Sessanta anni di moda, innovazione, stile inconfondibile e un po’ di fortuna che hanno fatto la differenza nel mondo del fashion all’italiana
 
La storia del Marchese di Barsento Emilio Pucci nel mondo della moda, cominciò quasi per caso sulle piste di Zermatt sessanta anni fa.
Nell’inverno del 1947, infatti, Pucci realizza per una sua amica un completo aerodinamico e rivoluzionario che venne subito notato da una fotografa di Harper’s Bazaar, Toni Frissel, che ne fece pubblicare le foto.

Da quei pantaloni a fuseaux e giacca a vento “parka” con cappuccio è iniziata l’avventura dello stilista fiorentino. Personaggio eclettico e colto, ma soprattutto ispirato e coraggioso.
Tessuti stampati dai colori vivaci, modelli chic e in controtendenza, a volte vagamente maschili, a volte estremamente femminili, ma soprattutto portabili.

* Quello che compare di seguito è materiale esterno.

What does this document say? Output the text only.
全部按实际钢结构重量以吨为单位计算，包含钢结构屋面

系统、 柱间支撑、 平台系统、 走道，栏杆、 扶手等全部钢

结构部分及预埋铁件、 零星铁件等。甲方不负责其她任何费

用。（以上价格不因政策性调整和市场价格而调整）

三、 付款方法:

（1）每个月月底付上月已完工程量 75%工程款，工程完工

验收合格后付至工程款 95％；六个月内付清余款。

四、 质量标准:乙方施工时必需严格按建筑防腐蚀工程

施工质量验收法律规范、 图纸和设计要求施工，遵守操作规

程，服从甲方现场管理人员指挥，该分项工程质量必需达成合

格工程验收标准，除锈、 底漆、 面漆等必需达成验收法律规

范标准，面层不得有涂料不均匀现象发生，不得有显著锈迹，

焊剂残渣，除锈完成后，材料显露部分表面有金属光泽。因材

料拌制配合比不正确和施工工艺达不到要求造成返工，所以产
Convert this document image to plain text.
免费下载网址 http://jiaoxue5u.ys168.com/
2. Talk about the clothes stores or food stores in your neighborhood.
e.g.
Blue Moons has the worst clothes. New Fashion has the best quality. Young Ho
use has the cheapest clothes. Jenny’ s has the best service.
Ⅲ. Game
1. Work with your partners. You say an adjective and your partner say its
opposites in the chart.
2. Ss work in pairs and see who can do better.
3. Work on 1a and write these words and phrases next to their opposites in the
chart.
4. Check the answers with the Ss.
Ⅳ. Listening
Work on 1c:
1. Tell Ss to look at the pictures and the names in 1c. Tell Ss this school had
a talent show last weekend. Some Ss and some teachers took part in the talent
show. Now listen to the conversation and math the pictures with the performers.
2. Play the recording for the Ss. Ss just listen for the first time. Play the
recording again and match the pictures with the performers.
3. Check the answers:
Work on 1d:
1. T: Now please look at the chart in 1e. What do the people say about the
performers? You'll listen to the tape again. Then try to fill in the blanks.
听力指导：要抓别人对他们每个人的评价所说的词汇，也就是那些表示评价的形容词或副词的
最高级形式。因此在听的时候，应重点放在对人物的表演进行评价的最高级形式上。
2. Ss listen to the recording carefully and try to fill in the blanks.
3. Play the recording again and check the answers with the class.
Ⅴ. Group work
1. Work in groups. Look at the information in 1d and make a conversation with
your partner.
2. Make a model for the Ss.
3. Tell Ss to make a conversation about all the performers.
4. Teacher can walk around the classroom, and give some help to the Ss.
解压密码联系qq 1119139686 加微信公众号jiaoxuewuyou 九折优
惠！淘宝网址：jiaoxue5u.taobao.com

Antesignano del prêt-à-porter Made in Italy, Pucci ha lanciato una moda capace di essere sportiva e allo stesso tempo di classe dando sfogo alla creatività e all’essenzialità conquistando le grandi di allora e di oggi.

Gloria Guiness e Marilyn Monroe (che tra l’altro è sepolta con un vestito Pucci) Sophia Loren, Jackie Kennedy, Lauren Bacall, Madonna, Nicole Kidman, Sienna Miller e Kylie Minogue sono solo un esempio delle celebrità che hanno scelto l’artista.

E con lo stesso spirito di sempre, oggi la Maison festeggia i sui primi sessanta anni di attività con un allestimento a Palazzo Pucci il 19 maggio dove verrà riprodotta quella la prima boutique fiorentina e i 400 colori della tavolozza Pucci recuperati grazie a un grosso lavoro di ricerca.